L’IA est omniprésente, notamment depuis l’émergence de ChatGPT en 2022, et l’évolution rapide de ces technologies rend la situation difficile à suivre. Bien que certains modèles de langage (LLM) soient capables d’effectuer des diagnostics médicaux précis, il est difficile d’envisager de confier la santé à une IA. Dès lors, est-il judicieux de confier à une IA la responsabilité de décider de l’attribution des marchés publics d’un pays ? « Déjà, il faudrait savoir de quel modèle d’IA il s’agit, car pour le moment, c’est plutôt flou », déclare Milo Parigi, fondateur de Bot Resources, une start-up spécialisée dans le conseil et l’ingénierie en IA.

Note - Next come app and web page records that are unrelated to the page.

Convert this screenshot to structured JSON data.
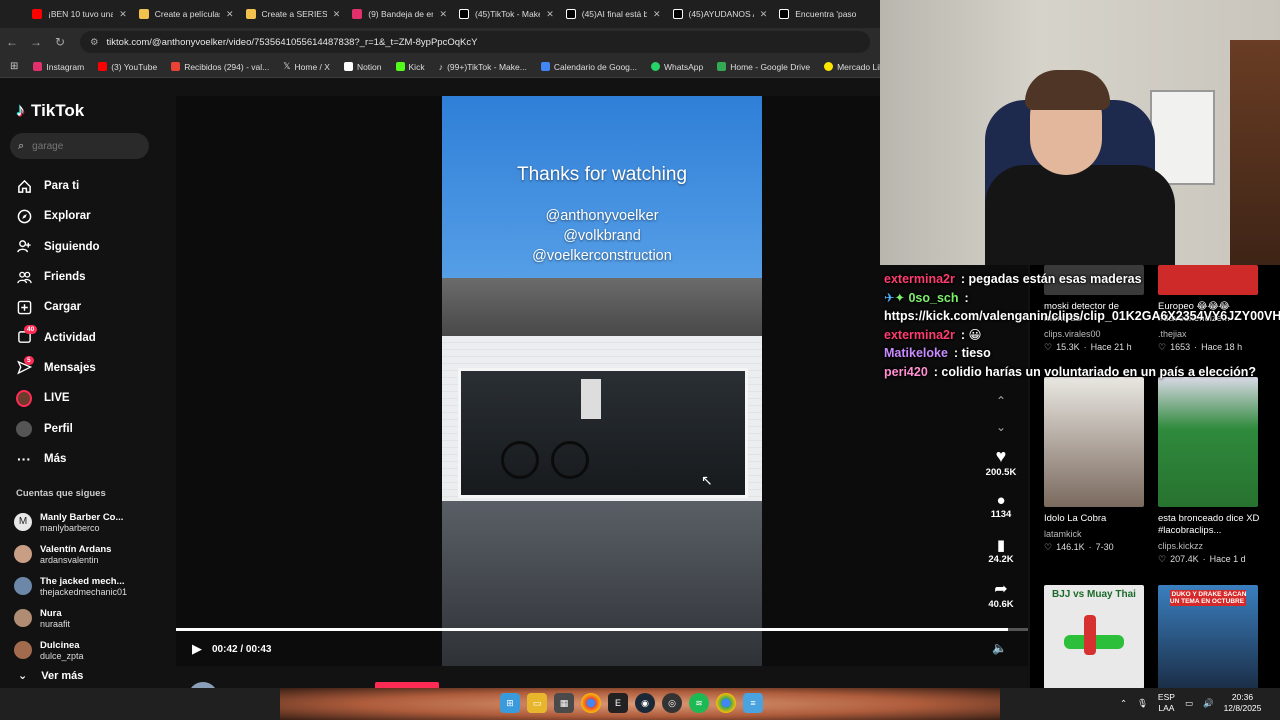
{
  "browser": {
    "tabs": [
      {
        "label": "¡BEN 10 tuvo una",
        "color": "#ff0000"
      },
      {
        "label": "Create a películas",
        "color": "#f2c14e"
      },
      {
        "label": "Create a SERIES A",
        "color": "#f2c14e"
      },
      {
        "label": "(9) Bandeja de en",
        "color": "#e1306c"
      },
      {
        "label": "(45)TikTok - Make",
        "color": "#ffffff"
      },
      {
        "label": "(45)AI final está b",
        "color": "#ffffff"
      },
      {
        "label": "(45)AYUDANOS A",
        "color": "#ffffff"
      },
      {
        "label": "Encuentra 'paso",
        "color": "#ffffff"
      }
    ],
    "url": "tiktok.com/@anthonyvoelker/video/7535641055614487838?_r=1&_t=ZM-8ypPpcOqKcY",
    "bookmarks": [
      {
        "label": "Instagram",
        "color": "#e1306c"
      },
      {
        "label": "(3) YouTube",
        "color": "#ff0000"
      },
      {
        "label": "Recibidos (294) - val...",
        "color": "#ea4335"
      },
      {
        "label": "Home / X",
        "color": "#ffffff"
      },
      {
        "label": "Notion",
        "color": "#ffffff"
      },
      {
        "label": "Kick",
        "color": "#53fc18"
      },
      {
        "label": "(99+)TikTok - Make...",
        "color": "#ffffff"
      },
      {
        "label": "Calendario de Goog...",
        "color": "#4285f4"
      },
      {
        "label": "WhatsApp",
        "color": "#25d366"
      },
      {
        "label": "Home - Google Drive",
        "color": "#34a853"
      },
      {
        "label": "Mercado Libre Arge...",
        "color": "#ffe600"
      }
    ]
  },
  "tiktok": {
    "logo": "TikTok",
    "search_placeholder": "garage",
    "nav": [
      {
        "label": "Para ti",
        "icon": "home-icon"
      },
      {
        "label": "Explorar",
        "icon": "compass-icon"
      },
      {
        "label": "Siguiendo",
        "icon": "following-icon"
      },
      {
        "label": "Friends",
        "icon": "friends-icon"
      },
      {
        "label": "Cargar",
        "icon": "upload-icon"
      },
      {
        "label": "Actividad",
        "icon": "activity-icon",
        "badge": "40"
      },
      {
        "label": "Mensajes",
        "icon": "messages-icon",
        "badge": "5"
      },
      {
        "label": "LIVE",
        "icon": "live-icon"
      },
      {
        "label": "Perfil",
        "icon": "profile-icon"
      },
      {
        "label": "Más",
        "icon": "more-icon"
      }
    ],
    "following_title": "Cuentas que sigues",
    "following": [
      {
        "name": "Manly Barber Co...",
        "user": "manlybarberco",
        "color": "#e8e8e8"
      },
      {
        "name": "Valentín Ardans",
        "user": "ardansvalentin",
        "color": "#c89f84"
      },
      {
        "name": "The jacked mech...",
        "user": "thejackedmechanic01",
        "color": "#6d87a8"
      },
      {
        "name": "Nura",
        "user": "nuraafit",
        "color": "#b08c72"
      },
      {
        "name": "Dulcinea",
        "user": "dulce_zpta",
        "color": "#a36b4e"
      }
    ],
    "ver_mas": "Ver más",
    "video": {
      "title_text": "Thanks for watching",
      "handles": [
        "@anthonyvoelker",
        "@volkbrand",
        "@voelkerconstruction"
      ],
      "time": "00:42 / 00:43",
      "progress": 0.977,
      "likes": "200.5K",
      "comments": "1134",
      "saves": "24.2K",
      "shares": "40.6K",
      "author": "anthonyvoelker"
    }
  },
  "chat": [
    {
      "user": "extermina2r",
      "color": "#ff3c6e",
      "text": "pegadas están esas maderas"
    },
    {
      "user": "0so_sch",
      "color": "#7cf06b",
      "text": ""
    },
    {
      "user": "",
      "color": "#ffffff",
      "text": "https://kick.com/valenganin/clips/clip_01K2GA6X2354VY6JZY00VH"
    },
    {
      "user": "extermina2r",
      "color": "#ff3c6e",
      "text": "😀"
    },
    {
      "user": "Matikeloke",
      "color": "#c98bff",
      "text": "tieso"
    },
    {
      "user": "peri420",
      "color": "#ff8fd1",
      "text": "colidio harías un voluntariado en un país a elección?"
    }
  ],
  "clips": [
    {
      "title": "moski detector de mentiras",
      "channel": "clips.virales00",
      "likes": "15.3K",
      "age": "Hace 21 h",
      "color": "#3a3a3a"
    },
    {
      "title": "Europeo 😂😂😂 #davooxeneize...",
      "channel": ".thejiax",
      "likes": "1653",
      "age": "Hace 18 h",
      "color": "#cf2a2a"
    },
    {
      "title": "Idolo La Cobra",
      "channel": "latamkick",
      "likes": "146.1K",
      "age": "7-30",
      "color": "#7b6a5e"
    },
    {
      "title": "esta bronceado dice XD #lacobraclips...",
      "channel": "clips.kickzz",
      "likes": "207.4K",
      "age": "Hace 1 d",
      "color": "#2f8a3c"
    },
    {
      "title": "BJJ vs Muay Thai",
      "channel": "",
      "likes": "",
      "age": "",
      "color": "#e9e9e9"
    },
    {
      "title": "DUKO Y DRAKE SACAN UN TEMA EN OCTUBRE",
      "channel": "",
      "likes": "",
      "age": "",
      "color": "#3a7fbf"
    }
  ],
  "taskbar": {
    "lang": "ESP",
    "lang2": "LAA",
    "time": "20:36",
    "date": "12/8/2025"
  }
}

Flou, car le gouvernement albanais n’a pas réellement précisé ce qu’était Diella. « On ne sait pas vraiment qui est derrière, même si on a entendu parler de Microsoft et d’OpenAI ; on ne sait pas non plus s’il s’agit d’un LLM classique, d’une IA générative ou d’un autre modèle », constate Milo Parigi. « Est-ce une continuité du chatbot lancé quelques mois auparavant par le gouvernement albanais ? Comment cette IA a-t-elle été entraînée ? », s’interroge également Isabelle Ryl, directrice de l’Institut PRAIRIE (Institut de recherche en intelligence artificielle de Paris) à l’Université PSL.

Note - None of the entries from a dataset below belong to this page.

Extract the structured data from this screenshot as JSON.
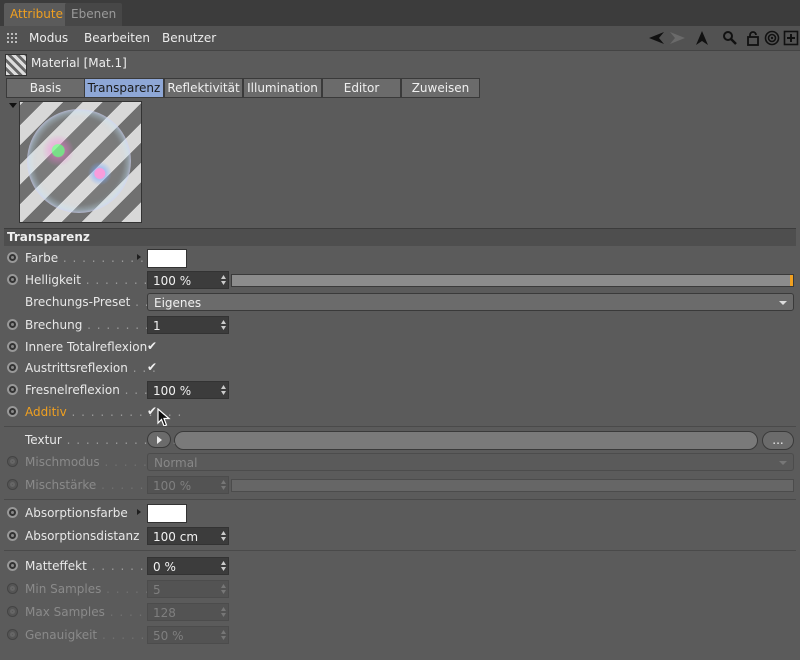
{
  "tabs": [
    {
      "label": "Attribute",
      "active": true
    },
    {
      "label": "Ebenen",
      "active": false
    }
  ],
  "menu": {
    "items": [
      "Modus",
      "Bearbeiten",
      "Benutzer"
    ]
  },
  "material": {
    "title": "Material [Mat.1]"
  },
  "subtabs": [
    {
      "label": "Basis",
      "active": false
    },
    {
      "label": "Transparenz",
      "active": true
    },
    {
      "label": "Reflektivität",
      "active": false
    },
    {
      "label": "Illumination",
      "active": false
    },
    {
      "label": "Editor",
      "active": false
    },
    {
      "label": "Zuweisen",
      "active": false
    }
  ],
  "section": {
    "title": "Transparenz"
  },
  "params": {
    "farbe": {
      "label": "Farbe",
      "dots": " . . . . . . . . . . .",
      "color": "#ffffff"
    },
    "helligkeit": {
      "label": "Helligkeit",
      "dots": " . . . . . . . . .",
      "value": "100 %",
      "fraction": 1.0
    },
    "brechungs_preset": {
      "label": "Brechungs-Preset",
      "dots": " . .",
      "value": "Eigenes"
    },
    "brechung": {
      "label": "Brechung",
      "dots": " . . . . . . . . . .",
      "value": "1"
    },
    "innere_totalreflexion": {
      "label": "Innere Totalreflexion",
      "checked": true
    },
    "austrittsreflexion": {
      "label": "Austrittsreflexion",
      "dots": " . . .",
      "checked": true
    },
    "fresnelreflexion": {
      "label": "Fresnelreflexion",
      "dots": " . . . .",
      "value": "100 %"
    },
    "additiv": {
      "label": "Additiv",
      "dots": " . . . . . . . . . . . .",
      "checked": true
    },
    "textur": {
      "label": "Textur",
      "dots": " . . . . . . . . . . . . .",
      "more": "..."
    },
    "mischmodus": {
      "label": "Mischmodus",
      "dots": " . . . . . . .",
      "value": "Normal"
    },
    "mischstaerke": {
      "label": "Mischstärke",
      "dots": " . . . . . . .",
      "value": "100 %"
    },
    "absorptionsfarbe": {
      "label": "Absorptionsfarbe",
      "color": "#ffffff"
    },
    "absorptionsdistanz": {
      "label": "Absorptionsdistanz",
      "value": "100 cm"
    },
    "matteffekt": {
      "label": "Matteffekt",
      "dots": " . . . . . . . . .",
      "value": "0 %"
    },
    "min_samples": {
      "label": "Min Samples",
      "dots": " . . . . . .",
      "value": "5"
    },
    "max_samples": {
      "label": "Max Samples",
      "dots": " . . . . . .",
      "value": "128"
    },
    "genauigkeit": {
      "label": "Genauigkeit",
      "dots": " . . . . . . .",
      "value": "50 %"
    }
  },
  "colors": {
    "accent": "#f0a020",
    "active_tab": "#8ea7d6"
  }
}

Quoi qu’il en soit, il serait illogique d’accorder une confiance totale et aveugle à une intelligence artificielle. Selon Chloé Duteil, fondatrice de Stlar, un cabinet de conseil spécialisé dans l’IA pour les entreprises, « une IA n’est fiable à 100 %, pas plus qu’un humain ». Isabelle Ryl ajoute : « Si une IA n’est pas corruptible comme un humain, elle peut néanmoins être influencée ». Milo Parigi précise que « la réponse d’une IA peut être affectée par des biais dans les questions posées, ou par une attaque par injection de prompt ». Pour un entrepreneur malveillant, il est donc possible « d’injecter » des commandes subtiles dans son dossier de réponse à un appel d’offres, influençant ainsi l’IA.

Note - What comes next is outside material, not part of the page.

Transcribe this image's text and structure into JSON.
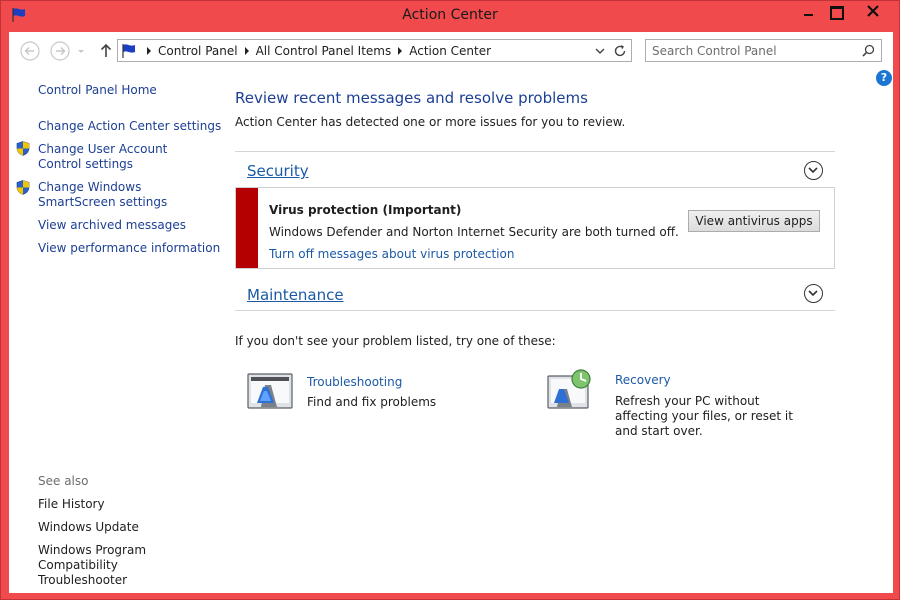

Les experts expriment également des inquiétudes quant à l’exclusion totale de l’humain dans le processus décisionnel. « Le véritable décideur est celui qui alimente l’agent IA, et cet alimentateur est nécessairement un humain », souligne Milo Parigi. « L’efficacité de l’IA repose sur son entraînement et sur les données utilisées pour l’éduquer », poursuit Isabelle Ryl. En effet, quels critères Diella retiendra-t-elle pour attribuer un marché public si elle a été formée sur la base de 20 ans d’appels d’offres corrompus ? « Il est crucial de mettre en place des garde-fous, tels que rendre le processus auditable pour garantir la transparence », insiste le fondateur de Bot Resources. Toutefois, ce point reste « assez flou autour de Diella », reconnaît-il.
Tous s’accordent à penser qu’il s’agit davantage d’un effet d’annonce que d’un véritable ministre IA autonome. « L’effet de communication a bien fonctionné, certes, mais cela montre aussi que l’Albanie s’engage sérieusement dans la lutte contre la corruption », observe la directrice de l’Institut PRAIRIE. « C’est une réponse, mais pas LA réponse », enchaîne Chloé Duteil. Milo Parigi imagine plutôt Diella comme « un outil IA facilitant le travail humain et assurant plus de transparence ». Un jour, la question de la responsabilité se posera inévitablement, « et cela reste une prérogative humaine, pas celle d’une IA », conclut-il.